ZMIENIĄ WYNIK WALKI RIGONDEAUX-FLORES, ALE NIE WARD-KOWALIOW
Komisja Sportowa Stanu Nevada prawdopodobnie zmieni wynik walki Guillermo Rigondeaux (18-0, 12 KO) z Moisesem Floresem (25-1, 17 KO), w kontrowersyjnych okolicznościach wygranej przez Kubańczyka w pierwszej rundzie.
Rigondeaux zadał decydujący cios już po gongu kończącym otwierające pojedynek starcie. Po analizie powtórek sędzia ringowy Vic Drakulich uznał, że uderzenie zostało wyprowadzone w ferworze walki i nie było celowe, w związku z czym ogłosił Kubańczyk zwycięzcą. Komisja rozważy jednak zmianę rezultatu na "no decision", dzięki czemu Meksykanin odzyskałby status pięściarza niepokonanego. Federacja WBA najprawdopodobniej zarządziłaby w tej sytuacji rewanż. Rigondeaux posiada jej pas w wadze super koguciej, a Flores był do niego obowiązkowym pretendentem.
Nic się natomiast nie powinno zmienić w przypadku wyniku walki Andre Warda (32-0, 16 KO) z Siergiejem Kowaliowem (30-2-1, 26 KO), która w niedzielny poranek odbyła się na tej samej gali w Mandalay Bay w Las Vegas. Bob Bennett, dyrektor wykonawczy Komisji Sportowej Stanu Nevada, stwierdził, że decydujące ciosy Warda - według części obserwatorów bite zbyt nisko - były zgodne z przepisami. Kathy Duva, promotorka Rosjanina, zamierza w poniedziałek złożyć protest, ale niewiele to pomoże.
- Kathy jest zdenerwowana, w końcu to jej zawodnik. Sądzę, że Tony [Weeks - sędzia ringowy] wykonał świetną robotę. Uważam, że przerwanie walki było słuszne - skomentował Bennett.
Dodał, że rozmawiał z Weeksem, który stwierdził, że nie ma zastrzeżeń co do legalności ciosów Warda.
Warto przy okazji nadmienić, że rzekomo należące do Weeksa konto na Twitterze nie jest tak naprawdę jego. Część kibiców, a nawet mediów naiwnie cytowała po walce tweety, w których arbiter miał się przyznać do błędnej oceny i pospiesznego przerwania starcia Amerykanina z Rosjaninem. Wystarczy jednak szybki rzut oka na treści zamieszczane przez autora, by zauważyć, że nie ma on nic wspólnego z osobą Weeksa. - To przerażające, że myślicie, że to prawdziwe konto - skomentował reakcje kibiców brytyjski promotor Eddie Hearn.
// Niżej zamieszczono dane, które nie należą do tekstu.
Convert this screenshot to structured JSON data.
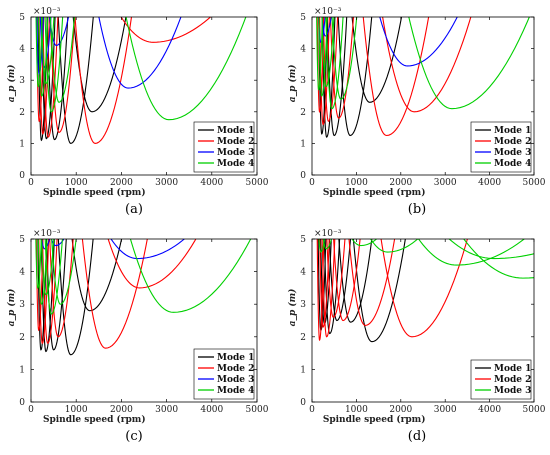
{
  "chart_data": [
    {
      "type": "line",
      "caption": "(a)",
      "xlabel": "Spindle speed (rpm)",
      "ylabel": "a_p (m)",
      "y_exponent": "×10⁻³",
      "xlim": [
        0,
        5000
      ],
      "ylim": [
        0,
        5
      ],
      "xticks": [
        0,
        1000,
        2000,
        3000,
        4000,
        5000
      ],
      "yticks": [
        0,
        1,
        2,
        3,
        4,
        5
      ],
      "legend": "bottom-right",
      "grid": false,
      "series": [
        {
          "name": "Mode 1",
          "color": "#000000",
          "minima": [
            [
              230,
              1.1
            ],
            [
              340,
              1.15
            ],
            [
              520,
              1.12
            ],
            [
              880,
              1.0
            ],
            [
              1350,
              2.0
            ]
          ]
        },
        {
          "name": "Mode 2",
          "color": "#ff0000",
          "minima": [
            [
              180,
              1.7
            ],
            [
              260,
              1.3
            ],
            [
              380,
              1.2
            ],
            [
              620,
              1.35
            ],
            [
              1420,
              1.0
            ],
            [
              2700,
              4.2
            ]
          ]
        },
        {
          "name": "Mode 3",
          "color": "#0000ff",
          "minima": [
            [
              180,
              3.2
            ],
            [
              290,
              3.4
            ],
            [
              560,
              4.1
            ],
            [
              2150,
              2.75
            ]
          ]
        },
        {
          "name": "Mode 4",
          "color": "#00d000",
          "minima": [
            [
              160,
              2.8
            ],
            [
              240,
              2.5
            ],
            [
              330,
              2.9
            ],
            [
              450,
              2.0
            ],
            [
              620,
              2.3
            ],
            [
              3050,
              1.75
            ]
          ]
        }
      ]
    },
    {
      "type": "line",
      "caption": "(b)",
      "xlabel": "Spindle speed (rpm)",
      "ylabel": "a_p (m)",
      "y_exponent": "×10⁻³",
      "xlim": [
        0,
        5000
      ],
      "ylim": [
        0,
        5
      ],
      "xticks": [
        0,
        1000,
        2000,
        3000,
        4000,
        5000
      ],
      "yticks": [
        0,
        1,
        2,
        3,
        4,
        5
      ],
      "legend": "bottom-right",
      "grid": false,
      "series": [
        {
          "name": "Mode 1",
          "color": "#000000",
          "minima": [
            [
              220,
              1.3
            ],
            [
              330,
              1.2
            ],
            [
              500,
              1.25
            ],
            [
              860,
              1.25
            ],
            [
              1300,
              2.3
            ]
          ]
        },
        {
          "name": "Mode 2",
          "color": "#ff0000",
          "minima": [
            [
              170,
              2.0
            ],
            [
              250,
              1.6
            ],
            [
              370,
              1.7
            ],
            [
              600,
              1.8
            ],
            [
              1680,
              1.25
            ],
            [
              2300,
              2.0
            ]
          ]
        },
        {
          "name": "Mode 3",
          "color": "#0000ff",
          "minima": [
            [
              200,
              4.2
            ],
            [
              300,
              4.4
            ],
            [
              2150,
              3.45
            ]
          ]
        },
        {
          "name": "Mode 4",
          "color": "#00d000",
          "minima": [
            [
              150,
              2.7
            ],
            [
              220,
              2.5
            ],
            [
              320,
              2.8
            ],
            [
              450,
              2.1
            ],
            [
              650,
              2.4
            ],
            [
              3150,
              2.1
            ]
          ]
        }
      ]
    },
    {
      "type": "line",
      "caption": "(c)",
      "xlabel": "Spindle speed (rpm)",
      "ylabel": "a_p (m)",
      "y_exponent": "×10⁻³",
      "xlim": [
        0,
        5000
      ],
      "ylim": [
        0,
        5
      ],
      "xticks": [
        0,
        1000,
        2000,
        3000,
        4000,
        5000
      ],
      "yticks": [
        0,
        1,
        2,
        3,
        4,
        5
      ],
      "legend": "bottom-right",
      "grid": false,
      "series": [
        {
          "name": "Mode 1",
          "color": "#000000",
          "minima": [
            [
              220,
              1.6
            ],
            [
              330,
              1.55
            ],
            [
              500,
              1.6
            ],
            [
              880,
              1.45
            ],
            [
              1300,
              2.8
            ]
          ]
        },
        {
          "name": "Mode 2",
          "color": "#ff0000",
          "minima": [
            [
              170,
              2.2
            ],
            [
              250,
              1.8
            ],
            [
              370,
              1.8
            ],
            [
              600,
              2.0
            ],
            [
              1650,
              1.65
            ],
            [
              2400,
              3.5
            ]
          ]
        },
        {
          "name": "Mode 3",
          "color": "#0000ff",
          "minima": [
            [
              300,
              4.7
            ],
            [
              550,
              4.8
            ],
            [
              2350,
              4.4
            ]
          ]
        },
        {
          "name": "Mode 4",
          "color": "#00d000",
          "minima": [
            [
              150,
              3.5
            ],
            [
              230,
              3.0
            ],
            [
              330,
              3.3
            ],
            [
              450,
              2.7
            ],
            [
              650,
              3.0
            ],
            [
              3150,
              2.75
            ]
          ]
        }
      ]
    },
    {
      "type": "line",
      "caption": "(d)",
      "xlabel": "Spindle speed (rpm)",
      "ylabel": "a_p (m)",
      "y_exponent": "×10⁻³",
      "xlim": [
        0,
        5000
      ],
      "ylim": [
        0,
        5
      ],
      "xticks": [
        0,
        1000,
        2000,
        3000,
        4000,
        5000
      ],
      "yticks": [
        0,
        1,
        2,
        3,
        4,
        5
      ],
      "legend": "bottom-right",
      "grid": false,
      "series": [
        {
          "name": "Mode 1",
          "color": "#000000",
          "minima": [
            [
              200,
              2.2
            ],
            [
              280,
              2.4
            ],
            [
              400,
              2.1
            ],
            [
              560,
              2.5
            ],
            [
              870,
              2.45
            ],
            [
              1350,
              1.85
            ]
          ]
        },
        {
          "name": "Mode 2",
          "color": "#ff0000",
          "minima": [
            [
              170,
              1.9
            ],
            [
              250,
              2.3
            ],
            [
              330,
              2.0
            ],
            [
              480,
              2.6
            ],
            [
              700,
              2.5
            ],
            [
              1200,
              2.35
            ],
            [
              2250,
              2.0
            ]
          ]
        },
        {
          "name": "Mode 3",
          "color": "#00d000",
          "minima": [
            [
              200,
              4.6
            ],
            [
              320,
              4.7
            ],
            [
              1100,
              4.8
            ],
            [
              1700,
              4.6
            ],
            [
              3250,
              4.2
            ],
            [
              4100,
              4.4
            ],
            [
              4750,
              3.8
            ]
          ]
        }
      ]
    }
  ]
}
https://www.instagram.com/p/BVeMyZMD9hF/?hl=en
Dlatego tylu ludzi odsuwa się od boksu i przenosi do MMA bo tam aż takich wałków nie ma.
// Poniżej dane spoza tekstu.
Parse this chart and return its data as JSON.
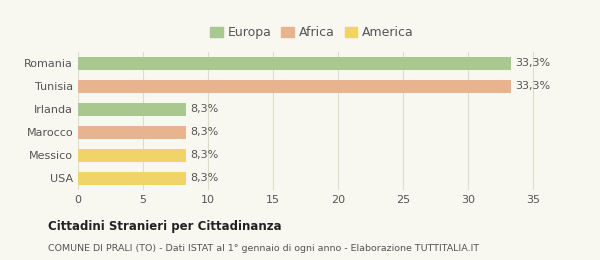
{
  "categories": [
    "Romania",
    "Tunisia",
    "Irlanda",
    "Marocco",
    "Messico",
    "USA"
  ],
  "values": [
    33.3,
    33.3,
    8.3,
    8.3,
    8.3,
    8.3
  ],
  "labels": [
    "33,3%",
    "33,3%",
    "8,3%",
    "8,3%",
    "8,3%",
    "8,3%"
  ],
  "colors": [
    "#a8c890",
    "#e8b490",
    "#a8c890",
    "#e8b490",
    "#f0d468",
    "#f0d468"
  ],
  "legend_entries": [
    {
      "label": "Europa",
      "color": "#a8c890"
    },
    {
      "label": "Africa",
      "color": "#e8b490"
    },
    {
      "label": "America",
      "color": "#f0d468"
    }
  ],
  "xlim": [
    0,
    36
  ],
  "xticks": [
    0,
    5,
    10,
    15,
    20,
    25,
    30,
    35
  ],
  "title": "Cittadini Stranieri per Cittadinanza",
  "subtitle": "COMUNE DI PRALI (TO) - Dati ISTAT al 1° gennaio di ogni anno - Elaborazione TUTTITALIA.IT",
  "background_color": "#f8f8f0",
  "grid_color": "#ddddcc",
  "label_fontsize": 8,
  "bar_label_fontsize": 8
}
To drugi wałek w przypadku walk tych bokserów.
no to jak forumowi znafcy - były zgodne czy nie były zgodne z przepisami?
nic bez zmiam ,dalej uwazam ze tam byly faule ,a opinia jakiegos dyrektora nie jest wstanie zmienic tego co widzialem ,nie postrzegam rzeczywistosci tak jak ktos mi ja przedstawia tylko tak jak ja widze
Nie ma sensu się wkręcać po prostu. Pisałem to już po pierwszej walce a i tak się nakręciłem i proszę bardzo co dostałem w zamian. Potwierdzenie że na najwyższym poziomie w boksie można dopuścić się takiej chałtury jak przerwanie walk i ogłoszenie zwycięzcą zawodnika bijącego całą serię poniżej pasa.
I jak tu teraz kogoś zainteresować tym sportem?? Zbliża się wielka walka GGG vs Alvarez i już kurwa wyobrażam sobie jakie szopki mogą się wydarzyć by tylko meksykański król ppv zdołał pokonać znacznie lepszego i mniej popularnego zawodnika. Jak widać każda metoda jest możliwa i jak widać nawet powtórki na nic się nie zdadzą gdy ktoś ewidentnie nie chce widzieć problemu.
Ten skurwiel Ward walczy jakby chodził po polu minowym,tak go oglądałem i taka myśl się u mnie pojawiła,zegar tyka kurwa,musi być ostrozny bo bedzie boom ko.Stevenson go załatwi,dla mnie to jest walka 60 do 40 dla Adonisa.
Super podejście. Tylko po co oglądać boks? Zawodnik "A" jest lepszy ale przegrywa bo go ruchają na prawo i lewo. A kit tam. Ważny wynik. Może jak ktoś obstawia i mu się upiekło dzięki czemu zarobił trochę kasy. Normalny kibic oglądając sport (nie tylko boks) chce by wynik wynikał z tego co się działo w trakcie rozgrywki i tego kto rzeczywiście był lepszy a nie tego kto lepiej oszukiwał czy komu na więcej pozwolili. Chciałbyś oglądać finał ligi mistrzów w którym twój faworyt przegrywa bo piłkarze przeciwnej drużyny łapią piłkę w ręce i wrzucają ją do bramki zdobywając gola dającego zwycięstwo??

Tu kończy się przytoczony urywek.